Written By: Brandon Godman
As I sit down to write my personal blog entry for The Forward Roll, I have one subject that sticks out in my mind and that is community. Growing up in rural Kentucky, I learned early on how important community is. It's a support system, an identity, a refuge, and the glue of which that holds it together may be geographical centered, a common interest, a shared belief, or a mutual cause. Within these communities you can learn, grow, expand, and while helping others do the same.
Our Bluegrass community is one that is very unique. It was started and largely centered around the soul and simplicity of country folk, and for years this was the audience. However as the gospel of Bluegrass spread, it reached far beyond those who started it. Increasingly the community has grown and expanded. Now at festivals, concerts and jam sessions, you can find a cornucopia of people of different ages, races, backgrounds, sexual orientations, religions and vocations, all bound together by Bluegrass.

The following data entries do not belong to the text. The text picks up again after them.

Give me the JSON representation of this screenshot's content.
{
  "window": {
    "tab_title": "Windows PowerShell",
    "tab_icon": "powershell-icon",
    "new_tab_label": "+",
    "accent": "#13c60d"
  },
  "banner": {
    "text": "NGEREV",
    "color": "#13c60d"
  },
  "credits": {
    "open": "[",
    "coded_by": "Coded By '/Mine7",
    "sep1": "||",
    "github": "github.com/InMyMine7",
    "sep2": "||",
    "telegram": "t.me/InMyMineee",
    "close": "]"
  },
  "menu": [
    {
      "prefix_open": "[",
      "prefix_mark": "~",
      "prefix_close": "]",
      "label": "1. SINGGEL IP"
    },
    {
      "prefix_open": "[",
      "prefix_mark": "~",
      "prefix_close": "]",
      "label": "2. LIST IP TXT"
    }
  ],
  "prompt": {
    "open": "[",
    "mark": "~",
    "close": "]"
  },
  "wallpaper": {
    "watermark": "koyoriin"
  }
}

I started playing Bluegrass professionally before I came out of the closet. I experienced what it felt like to be a young, white, male fiddler from Kentucky... for a while. Now, I shouldn't say I "came out of the closet", because it really was more like "falling out of the closet", as I didn't have much of a choice in the matter at the time. After this "falling out of the closet" happened I was quite afraid that I would no longer have a place in Bluegrass, a music dear to my heart that I had dedicated years to learning and perfecting. I'm proud that, for the most part, I was accepted just as I was, regardless of sexual orientation. I was accepted as fiddler, Brandon Godman. Some folks quietly accepted me, yet others showed up with open arms and welcomed me. I can honestly say it's because of these open gestures that I'm still around today.

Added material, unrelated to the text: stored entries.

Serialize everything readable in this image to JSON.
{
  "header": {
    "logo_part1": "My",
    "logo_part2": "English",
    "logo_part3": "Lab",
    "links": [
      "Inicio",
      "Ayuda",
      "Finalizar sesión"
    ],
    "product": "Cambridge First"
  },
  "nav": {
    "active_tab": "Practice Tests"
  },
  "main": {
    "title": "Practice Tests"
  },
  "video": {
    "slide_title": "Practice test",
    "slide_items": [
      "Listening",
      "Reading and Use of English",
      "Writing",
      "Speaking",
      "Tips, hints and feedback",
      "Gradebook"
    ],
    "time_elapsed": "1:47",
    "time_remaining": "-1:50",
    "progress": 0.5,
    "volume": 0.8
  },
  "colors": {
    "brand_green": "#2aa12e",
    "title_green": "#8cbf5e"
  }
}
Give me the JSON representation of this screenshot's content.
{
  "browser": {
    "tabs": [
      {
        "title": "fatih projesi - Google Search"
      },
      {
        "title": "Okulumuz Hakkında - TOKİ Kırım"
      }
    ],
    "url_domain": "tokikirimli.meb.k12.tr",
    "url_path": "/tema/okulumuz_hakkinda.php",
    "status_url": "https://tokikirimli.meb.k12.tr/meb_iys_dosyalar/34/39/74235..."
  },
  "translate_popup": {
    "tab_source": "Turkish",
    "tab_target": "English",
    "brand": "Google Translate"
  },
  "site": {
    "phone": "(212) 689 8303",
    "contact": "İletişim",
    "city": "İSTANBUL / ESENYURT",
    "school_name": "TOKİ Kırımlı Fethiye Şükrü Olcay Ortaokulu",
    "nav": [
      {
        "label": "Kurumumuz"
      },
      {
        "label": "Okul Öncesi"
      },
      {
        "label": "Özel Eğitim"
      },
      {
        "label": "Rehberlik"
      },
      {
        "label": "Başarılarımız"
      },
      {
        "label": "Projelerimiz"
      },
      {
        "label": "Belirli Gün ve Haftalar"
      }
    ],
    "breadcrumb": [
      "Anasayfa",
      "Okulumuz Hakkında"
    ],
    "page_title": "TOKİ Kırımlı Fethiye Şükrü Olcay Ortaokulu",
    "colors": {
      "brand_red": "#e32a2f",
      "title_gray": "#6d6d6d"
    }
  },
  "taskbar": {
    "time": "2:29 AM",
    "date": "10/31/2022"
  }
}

It's one thing to be quietly accepting of everyone, but it means so much more to stand with open arms and make it known that persons of any race, gender, religion, sexual orientations, age, or ethnicity are welcome. To me, that's exactly what having a float in the San Francisco Pride Parade is doing. We are not just quietly accepting, but we are making a statement. We are showing our #bluegrasspride and inviting others to join our community. To quote Delmar from the movie O Brother, Where Art Thou?, "Come on in boys (and girls), the water is fine!"